Blog from Maribeth Kuzmeski of Red Zone Marketing
When I was growing up, we wanted to avoid being someone with a “reputation.” Today, we want a reputation, but we need it to be positive. However, maintaining one’s reputation is getting harder and harder. As social media and social networking sites continue to flourish, the power of the individual voice is growing greatly. We have to protect our reputations, and have someone (it’s probably you) that is fully in charge of managing our online reputation. It may seem insignificant now, but new things on the horizon will make this a part of any businessperson’s life.
According to an article in The New York Times Magazine, “The End of Forgetting,” by Jeffrey Rosen (Sunday, July 25, 2010), in the near future, people will be rated on reputation (trustworthy, good parent, good insurance risk, etc), similar to the credit report rating services of today.
There are services now that can aggregate information about people from the Internet and social networks.

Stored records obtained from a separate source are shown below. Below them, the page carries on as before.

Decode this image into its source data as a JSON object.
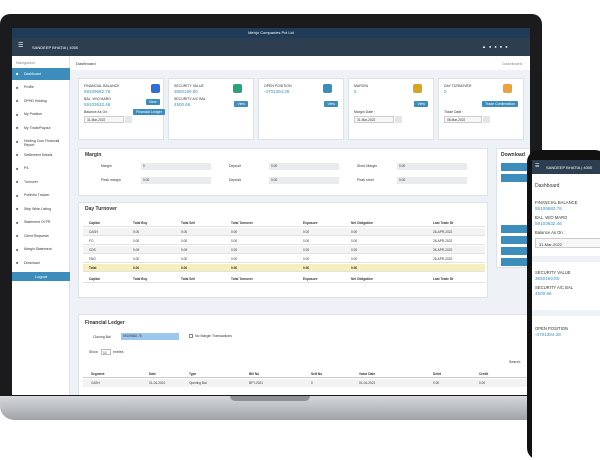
{
  "header": {
    "company": "Mehjo Companies Pvt Ltd",
    "user": "SANDEEP BHATIA | 4000"
  },
  "sidebar": {
    "heading": "Navigation",
    "items": [
      "Dashboard",
      "Profile",
      "DPHD Holding",
      "My Position",
      "My Trade/Payout",
      "Holding Cum Financial Report",
      "Settlement Details",
      "P/L",
      "Turnover",
      "Portfolio Tracker",
      "Strip Wise Listing",
      "Statement Of PR",
      "Client Requests",
      "Margin Statement",
      "Download"
    ],
    "logout": "Logout"
  },
  "breadcrumb": {
    "title": "Dashboard",
    "right": "Dashboard"
  },
  "cards": [
    {
      "fields": [
        {
          "label": "FINANCIAL BALANCE",
          "value": "59109682.76"
        },
        {
          "label": "BAL. W/O MARG",
          "value": "59103632.46"
        }
      ],
      "date_label": "Balance As On :",
      "date": "31-Mar-2022",
      "buttons": [
        "View",
        "Financial Ledger"
      ]
    },
    {
      "fields": [
        {
          "label": "SECURITY VALUE",
          "value": "3650159.80"
        },
        {
          "label": "SECURITY A/C BAL",
          "value": "4500.66"
        }
      ],
      "buttons": [
        "View"
      ]
    },
    {
      "fields": [
        {
          "label": "OPEN POSITION",
          "value": "-4701304.28"
        }
      ],
      "buttons": [
        "View"
      ]
    },
    {
      "fields": [
        {
          "label": "MARGIN",
          "value": "0"
        }
      ],
      "date_label": "Margin Date :",
      "date": "31-Mar-2022",
      "buttons": [
        "View"
      ]
    },
    {
      "fields": [
        {
          "label": "DAY TURNOVER",
          "value": "0"
        }
      ],
      "date_label": "Trade Date :",
      "date": "08-Mar-2022",
      "buttons": [
        "Trade Confirmation"
      ]
    }
  ],
  "margin": {
    "title": "Margin",
    "fields": [
      {
        "label": "Margin",
        "value": "0"
      },
      {
        "label": "Deposit",
        "value": "0.00"
      },
      {
        "label": "Short Margin",
        "value": "0.00"
      },
      {
        "label": "Peak margin",
        "value": "0.00"
      },
      {
        "label": "Deposit",
        "value": "0.00"
      },
      {
        "label": "Peak short",
        "value": "0.00"
      }
    ]
  },
  "downloads": {
    "title": "Download"
  },
  "day_turnover": {
    "title": "Day Turnover",
    "columns": [
      "Capital",
      "Total Buy",
      "Total Sell",
      "Total Turnover",
      "Exposure",
      "Net Obligation",
      "Last Trade Dt"
    ],
    "rows": [
      [
        "CASH",
        "0.00",
        "0.00",
        "0.00",
        "0.00",
        "0.00",
        "26-APR-2022"
      ],
      [
        "FO",
        "0.00",
        "0.00",
        "0.00",
        "0.00",
        "0.00",
        "26-APR-2022"
      ],
      [
        "CDS",
        "0.00",
        "0.00",
        "0.00",
        "0.00",
        "0.00",
        "26-APR-2022"
      ],
      [
        "FNO",
        "0.00",
        "0.00",
        "0.00",
        "0.00",
        "0.00",
        "26-APR-2022"
      ]
    ],
    "total": [
      "Total",
      "0.00",
      "0.00",
      "0.00",
      "0.00",
      "0.00",
      ""
    ]
  },
  "ledger": {
    "title": "Financial Ledger",
    "closing_label": "Closing Bal",
    "closing_value": "59109682.76",
    "checkbox": "No Margin Transactions",
    "show": "Show",
    "entries": "10",
    "entries_label": "entries",
    "search": "Search:",
    "columns": [
      "Segment",
      "Date",
      "Type",
      "Bill No",
      "Sett No",
      "Value Date",
      "Debit",
      "Credit"
    ],
    "rows": [
      [
        "CASH",
        "01-04-2021",
        "Opening Bal",
        "BFY-2021",
        "0",
        "01-04-2021",
        "0.00",
        "0.00"
      ]
    ]
  }
}
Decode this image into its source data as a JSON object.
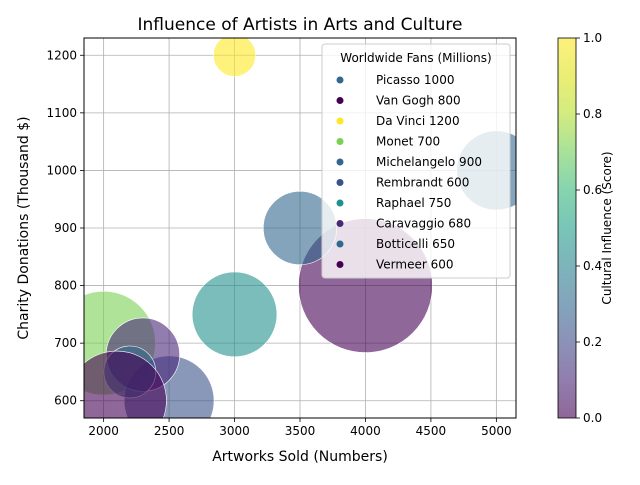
{
  "chart_data": {
    "type": "scatter",
    "title": "Influence of Artists in Arts and Culture",
    "xlabel": "Artworks Sold (Numbers)",
    "ylabel": "Charity Donations (Thousand $)",
    "xlim": [
      1850,
      5150
    ],
    "ylim": [
      570,
      1230
    ],
    "xticks": [
      2000,
      2500,
      3000,
      3500,
      4000,
      4500,
      5000
    ],
    "yticks": [
      600,
      700,
      800,
      900,
      1000,
      1100,
      1200
    ],
    "grid": true,
    "legend": {
      "title": "Worldwide Fans (Millions)",
      "placement": "top-right",
      "entries": [
        "Picasso 1000",
        "Van Gogh 800",
        "Da Vinci 1200",
        "Monet 700",
        "Michelangelo 900",
        "Rembrandt 600",
        "Raphael 750",
        "Caravaggio 680",
        "Botticelli 650",
        "Vermeer 600"
      ]
    },
    "colorbar": {
      "label": "Cultural Influence (Score)",
      "range": [
        0.0,
        1.0
      ],
      "ticks": [
        0.0,
        0.2,
        0.4,
        0.6,
        0.8,
        1.0
      ]
    },
    "points": [
      {
        "artist": "Picasso",
        "x": 5000,
        "y": 1000,
        "size": 35,
        "color": "#31688e"
      },
      {
        "artist": "Van Gogh",
        "x": 4000,
        "y": 800,
        "size": 100,
        "color": "#440154"
      },
      {
        "artist": "Da Vinci",
        "x": 3000,
        "y": 1200,
        "size": 10,
        "color": "#fde725"
      },
      {
        "artist": "Monet",
        "x": 2000,
        "y": 700,
        "size": 60,
        "color": "#7ad151"
      },
      {
        "artist": "Michelangelo",
        "x": 3500,
        "y": 900,
        "size": 30,
        "color": "#31688e"
      },
      {
        "artist": "Rembrandt",
        "x": 2500,
        "y": 600,
        "size": 45,
        "color": "#3b528b"
      },
      {
        "artist": "Raphael",
        "x": 3000,
        "y": 750,
        "size": 40,
        "color": "#21918c"
      },
      {
        "artist": "Caravaggio",
        "x": 2300,
        "y": 680,
        "size": 30,
        "color": "#482878"
      },
      {
        "artist": "Botticelli",
        "x": 2200,
        "y": 650,
        "size": 15,
        "color": "#31688e"
      },
      {
        "artist": "Vermeer",
        "x": 2100,
        "y": 600,
        "size": 55,
        "color": "#440154"
      }
    ]
  }
}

Not your private information like social security or credit card information, but information that is readily available: the movies you like, books you read, search terms you use, blog posts you write, videos you post/watch on YouTube, and people you follow. These reputation and trustworthy ratings could eventually be used to determine employability and other factors. And it can be incredibly positive or incredibly detrimental to your career.
There are services that can help. Check out Reputation Defender or other similar consulting services that, for a fee, will monitor your online reputation and help you remove inaccuracies, etc.
Although no one (absolutely no one!) is perfect, it may be best to keep the imperfections away from the web. Is what’s out there about you having an impact on your business?